In his parable of the soils, Jesus warned us about what happens to the rootless plant. “A farmer went out to plant some seed. As he scattered it across his field, some seeds fell on a footpath, and the birds came and ate them. Other seeds fell on shallow soil with underlying rock. The plants sprang up quickly, but they soon wilted beneath the hot sun and died because the roots had no nourishment in the shallow soil. Other seeds fell among thorns that shot up and choked out the tender blades. But some seeds fell on fertile soil and produced a crop that was thirty, sixty, and even a hundred times as much as had been planted” (Matt. 13:3b-8 NLT). Without roots going deep into the soil, the plant cannot live.
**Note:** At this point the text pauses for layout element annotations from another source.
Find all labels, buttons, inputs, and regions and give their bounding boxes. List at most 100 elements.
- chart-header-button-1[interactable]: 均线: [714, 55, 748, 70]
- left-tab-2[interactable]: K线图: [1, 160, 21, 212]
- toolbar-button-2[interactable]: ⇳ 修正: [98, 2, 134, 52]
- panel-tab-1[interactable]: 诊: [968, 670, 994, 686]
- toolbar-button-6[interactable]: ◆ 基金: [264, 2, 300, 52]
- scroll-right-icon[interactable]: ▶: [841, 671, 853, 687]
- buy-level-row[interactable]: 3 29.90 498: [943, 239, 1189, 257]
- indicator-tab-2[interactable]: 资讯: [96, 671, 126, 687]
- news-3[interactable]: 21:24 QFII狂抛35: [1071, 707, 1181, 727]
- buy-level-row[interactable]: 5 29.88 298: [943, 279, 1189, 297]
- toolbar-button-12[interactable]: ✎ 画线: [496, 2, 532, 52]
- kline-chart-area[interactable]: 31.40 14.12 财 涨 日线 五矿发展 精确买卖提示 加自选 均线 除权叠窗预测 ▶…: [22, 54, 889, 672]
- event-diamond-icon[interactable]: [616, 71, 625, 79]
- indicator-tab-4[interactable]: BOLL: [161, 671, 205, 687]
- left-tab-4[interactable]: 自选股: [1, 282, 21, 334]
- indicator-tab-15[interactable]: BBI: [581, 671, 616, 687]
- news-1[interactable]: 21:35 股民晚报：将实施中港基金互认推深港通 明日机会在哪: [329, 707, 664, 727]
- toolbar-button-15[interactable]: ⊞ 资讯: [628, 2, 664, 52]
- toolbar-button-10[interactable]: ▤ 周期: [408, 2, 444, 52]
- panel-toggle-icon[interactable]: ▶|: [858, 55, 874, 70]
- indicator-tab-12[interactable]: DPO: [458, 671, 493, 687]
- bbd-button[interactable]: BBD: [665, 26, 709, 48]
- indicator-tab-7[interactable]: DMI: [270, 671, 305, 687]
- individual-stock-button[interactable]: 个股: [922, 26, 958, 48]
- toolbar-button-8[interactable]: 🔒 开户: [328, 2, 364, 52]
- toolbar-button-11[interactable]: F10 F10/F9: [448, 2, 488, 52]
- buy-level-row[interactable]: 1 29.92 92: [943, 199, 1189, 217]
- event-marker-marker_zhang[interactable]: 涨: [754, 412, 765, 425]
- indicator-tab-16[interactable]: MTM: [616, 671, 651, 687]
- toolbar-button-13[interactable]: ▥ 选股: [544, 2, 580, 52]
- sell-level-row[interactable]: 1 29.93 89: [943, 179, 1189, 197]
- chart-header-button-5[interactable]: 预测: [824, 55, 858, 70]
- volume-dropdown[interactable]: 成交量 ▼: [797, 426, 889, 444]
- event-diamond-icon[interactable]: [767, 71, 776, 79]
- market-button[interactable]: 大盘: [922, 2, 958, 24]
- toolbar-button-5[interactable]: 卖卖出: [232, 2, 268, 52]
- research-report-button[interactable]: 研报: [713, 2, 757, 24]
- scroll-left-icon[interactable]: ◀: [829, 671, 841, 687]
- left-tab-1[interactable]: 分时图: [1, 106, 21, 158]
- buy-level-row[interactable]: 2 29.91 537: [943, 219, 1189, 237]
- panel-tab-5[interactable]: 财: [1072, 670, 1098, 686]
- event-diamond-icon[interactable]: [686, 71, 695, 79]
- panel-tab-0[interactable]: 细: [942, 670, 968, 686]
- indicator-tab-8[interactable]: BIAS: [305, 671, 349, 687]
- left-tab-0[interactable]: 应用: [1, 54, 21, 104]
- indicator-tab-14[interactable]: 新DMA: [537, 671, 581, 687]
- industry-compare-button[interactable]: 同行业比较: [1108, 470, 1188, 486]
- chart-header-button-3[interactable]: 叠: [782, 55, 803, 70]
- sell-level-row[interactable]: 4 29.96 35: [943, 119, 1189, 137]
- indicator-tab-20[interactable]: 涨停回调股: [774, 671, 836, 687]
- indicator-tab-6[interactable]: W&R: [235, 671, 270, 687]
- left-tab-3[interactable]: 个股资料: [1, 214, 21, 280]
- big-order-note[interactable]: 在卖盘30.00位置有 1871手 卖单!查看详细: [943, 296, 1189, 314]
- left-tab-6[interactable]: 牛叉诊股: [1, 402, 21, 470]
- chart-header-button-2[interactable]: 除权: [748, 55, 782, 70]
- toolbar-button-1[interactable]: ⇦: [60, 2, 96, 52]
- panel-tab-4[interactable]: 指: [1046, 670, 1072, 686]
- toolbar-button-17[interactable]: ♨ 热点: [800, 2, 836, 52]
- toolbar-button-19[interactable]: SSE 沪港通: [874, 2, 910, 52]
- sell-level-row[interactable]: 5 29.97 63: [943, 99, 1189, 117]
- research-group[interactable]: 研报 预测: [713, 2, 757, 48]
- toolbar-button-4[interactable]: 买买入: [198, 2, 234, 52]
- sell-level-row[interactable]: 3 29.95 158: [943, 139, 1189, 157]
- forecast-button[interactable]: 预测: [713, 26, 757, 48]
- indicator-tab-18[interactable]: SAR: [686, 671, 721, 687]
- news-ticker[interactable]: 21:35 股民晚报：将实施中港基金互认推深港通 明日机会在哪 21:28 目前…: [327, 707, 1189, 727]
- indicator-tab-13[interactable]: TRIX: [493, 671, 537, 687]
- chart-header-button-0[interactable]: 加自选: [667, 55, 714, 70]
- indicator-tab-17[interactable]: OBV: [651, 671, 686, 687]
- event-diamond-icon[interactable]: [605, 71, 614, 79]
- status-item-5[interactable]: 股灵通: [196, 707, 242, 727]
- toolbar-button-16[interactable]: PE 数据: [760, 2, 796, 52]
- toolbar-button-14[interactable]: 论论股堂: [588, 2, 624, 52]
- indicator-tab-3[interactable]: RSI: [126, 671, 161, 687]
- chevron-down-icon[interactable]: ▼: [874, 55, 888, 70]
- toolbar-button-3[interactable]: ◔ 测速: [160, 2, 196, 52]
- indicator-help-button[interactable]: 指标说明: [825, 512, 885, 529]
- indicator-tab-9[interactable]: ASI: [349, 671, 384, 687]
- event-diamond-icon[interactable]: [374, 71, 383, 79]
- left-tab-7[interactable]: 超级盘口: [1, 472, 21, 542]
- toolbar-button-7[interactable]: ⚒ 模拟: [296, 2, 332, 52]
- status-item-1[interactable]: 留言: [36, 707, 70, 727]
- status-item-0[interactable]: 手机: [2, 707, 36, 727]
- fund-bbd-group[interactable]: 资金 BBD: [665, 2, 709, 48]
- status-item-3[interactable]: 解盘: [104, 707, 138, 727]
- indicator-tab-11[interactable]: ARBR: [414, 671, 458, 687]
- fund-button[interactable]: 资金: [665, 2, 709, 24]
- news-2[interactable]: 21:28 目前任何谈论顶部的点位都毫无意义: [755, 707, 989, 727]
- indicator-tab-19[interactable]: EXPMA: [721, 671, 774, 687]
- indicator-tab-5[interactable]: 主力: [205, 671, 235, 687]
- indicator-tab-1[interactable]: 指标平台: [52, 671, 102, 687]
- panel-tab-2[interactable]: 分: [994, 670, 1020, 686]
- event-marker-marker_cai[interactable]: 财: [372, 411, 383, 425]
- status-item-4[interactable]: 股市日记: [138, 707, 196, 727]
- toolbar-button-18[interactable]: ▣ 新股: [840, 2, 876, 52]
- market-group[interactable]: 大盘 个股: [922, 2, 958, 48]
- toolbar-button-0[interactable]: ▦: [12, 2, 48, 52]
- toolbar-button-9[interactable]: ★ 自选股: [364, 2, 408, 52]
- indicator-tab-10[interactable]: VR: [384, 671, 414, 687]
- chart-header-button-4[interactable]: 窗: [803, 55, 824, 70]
Jesus explained the parable’s meaning; the seed represents the Word of God, and the story illustrates the importance of hearing well and rightly receiving the word. In Luke’s account, Jesus emphasized the importance of sustained retention of the word. Those persons represented by the good soil “retain it” (Luke 8:15 NIV) by taking it into their hearts, so they cling to it. They do this patiently and with careful attentiveness, producing “a huge harvest” (Luke 8:15 NLT). Once again, attentive dwelling on the word, where our roots sink into it deeply, results in fruitfulness.
What is out of sight, the root is connected to what sustains life. The remainder is simple: tend to your roots, and let them go deep into that which will nourish your soul, the riverbank of the Word of God, which keeps us “rooted and built up in him” (Col. 2:7, NIV). Our roots go down and draw our sustenance from him.
References
DeClaissé-Walford, Nancy L., Rolf A. Jacobson, and Beth LaNeel Tanner. The Book of Psalms. Nicot. Grand Rapids, MI: Eerdmans, 2014.
Haraszti, Zoltán, ed. The Bay Psalm Book: A Facsimile Reprint of the First Edition of 1640. Chicago: University of Chicago Press, 1956.
Wesley, John, and Albert Outler. The Works of John Wesley. The Bicentennial Edition of the Works of John Wesley. Vol. 4, Nashville, TN: Abingdon Press, 1984.